The HUWE1 gene is located on the X chromosome. Girls and boys with mutations in this gene display a wide range of symptoms. In the clinic, various diagnoses may be given to these patients, like Juberg-Marsidi, Say-Meyer, or Brooks syndrome, which are all considered rare disorders. But they are all due to different mutations in the same gene: HUWE1.
"Individually, many of the syndromes are rare, but a lot of people are affected if you combine all the rare syndromes," said Professor Barbara van Loon.
In this study, van Loon was able to obtain samples from five patients to generate induced pluripotent stem cells. Those were then used to create miniature, simplified versions of human brains, called organoids, which would help the researchers observe the physiological changes caused by the individual mutations.

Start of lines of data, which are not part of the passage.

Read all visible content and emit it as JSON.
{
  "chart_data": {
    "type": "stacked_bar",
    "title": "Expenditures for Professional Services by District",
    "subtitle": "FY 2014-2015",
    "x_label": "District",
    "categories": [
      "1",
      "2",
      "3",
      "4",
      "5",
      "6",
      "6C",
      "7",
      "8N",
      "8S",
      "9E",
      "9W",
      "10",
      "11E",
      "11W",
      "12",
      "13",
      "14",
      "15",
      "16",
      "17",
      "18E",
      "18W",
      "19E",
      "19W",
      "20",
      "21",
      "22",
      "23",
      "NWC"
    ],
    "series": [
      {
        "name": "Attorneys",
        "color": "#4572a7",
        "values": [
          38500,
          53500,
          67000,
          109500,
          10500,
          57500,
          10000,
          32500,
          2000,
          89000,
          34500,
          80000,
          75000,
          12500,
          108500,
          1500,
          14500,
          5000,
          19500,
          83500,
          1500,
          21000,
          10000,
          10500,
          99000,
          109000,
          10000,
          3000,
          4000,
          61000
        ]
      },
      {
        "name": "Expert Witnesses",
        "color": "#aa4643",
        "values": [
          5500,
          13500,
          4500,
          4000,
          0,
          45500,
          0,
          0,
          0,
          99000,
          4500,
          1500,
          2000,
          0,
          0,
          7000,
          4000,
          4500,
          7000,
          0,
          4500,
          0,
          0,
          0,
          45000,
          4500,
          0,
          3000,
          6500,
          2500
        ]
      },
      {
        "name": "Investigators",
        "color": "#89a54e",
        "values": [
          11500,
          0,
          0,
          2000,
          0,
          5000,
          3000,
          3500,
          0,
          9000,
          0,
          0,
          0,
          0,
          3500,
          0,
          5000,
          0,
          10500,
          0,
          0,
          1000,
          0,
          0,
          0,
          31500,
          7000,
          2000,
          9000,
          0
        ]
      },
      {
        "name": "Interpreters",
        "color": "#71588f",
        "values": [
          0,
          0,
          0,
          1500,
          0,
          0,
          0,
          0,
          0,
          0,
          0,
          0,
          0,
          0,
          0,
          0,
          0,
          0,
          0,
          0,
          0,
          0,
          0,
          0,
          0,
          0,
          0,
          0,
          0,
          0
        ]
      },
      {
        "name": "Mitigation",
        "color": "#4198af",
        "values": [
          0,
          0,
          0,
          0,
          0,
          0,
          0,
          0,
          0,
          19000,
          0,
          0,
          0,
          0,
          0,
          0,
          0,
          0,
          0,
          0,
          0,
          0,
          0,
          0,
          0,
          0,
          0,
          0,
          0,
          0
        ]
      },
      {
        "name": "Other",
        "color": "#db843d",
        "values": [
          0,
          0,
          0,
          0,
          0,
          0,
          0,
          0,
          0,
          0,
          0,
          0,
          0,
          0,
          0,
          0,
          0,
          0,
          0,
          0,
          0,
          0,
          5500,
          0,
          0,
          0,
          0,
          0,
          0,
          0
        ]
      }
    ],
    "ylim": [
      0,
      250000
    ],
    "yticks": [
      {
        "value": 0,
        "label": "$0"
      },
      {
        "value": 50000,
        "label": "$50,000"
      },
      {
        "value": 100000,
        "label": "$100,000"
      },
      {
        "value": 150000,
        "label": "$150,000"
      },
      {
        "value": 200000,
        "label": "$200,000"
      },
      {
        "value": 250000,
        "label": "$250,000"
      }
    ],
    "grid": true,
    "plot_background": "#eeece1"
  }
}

Researchers have long known that a protein called p53 is vital to controlling cell division and preventing the development of cancer. The p53 protein is also known to be related to some neurological processes. HUWE1 is involved in regulating p53. This work, which was published in Cell Reports Medicine, suggested that the mutations in these syndromes increase p53 signaling, which leads to the developmental problems, including intellectual disabilities.
"Our findings don't mean that we can come up with a quick cure, but being able to explain the very basic mechanisms behind an illness is an important prerequisite for developing diagnostics and serving as a basis for future treatment. It's also important in itself to give the affected families more information about the disease and how it's developed," said van Loon.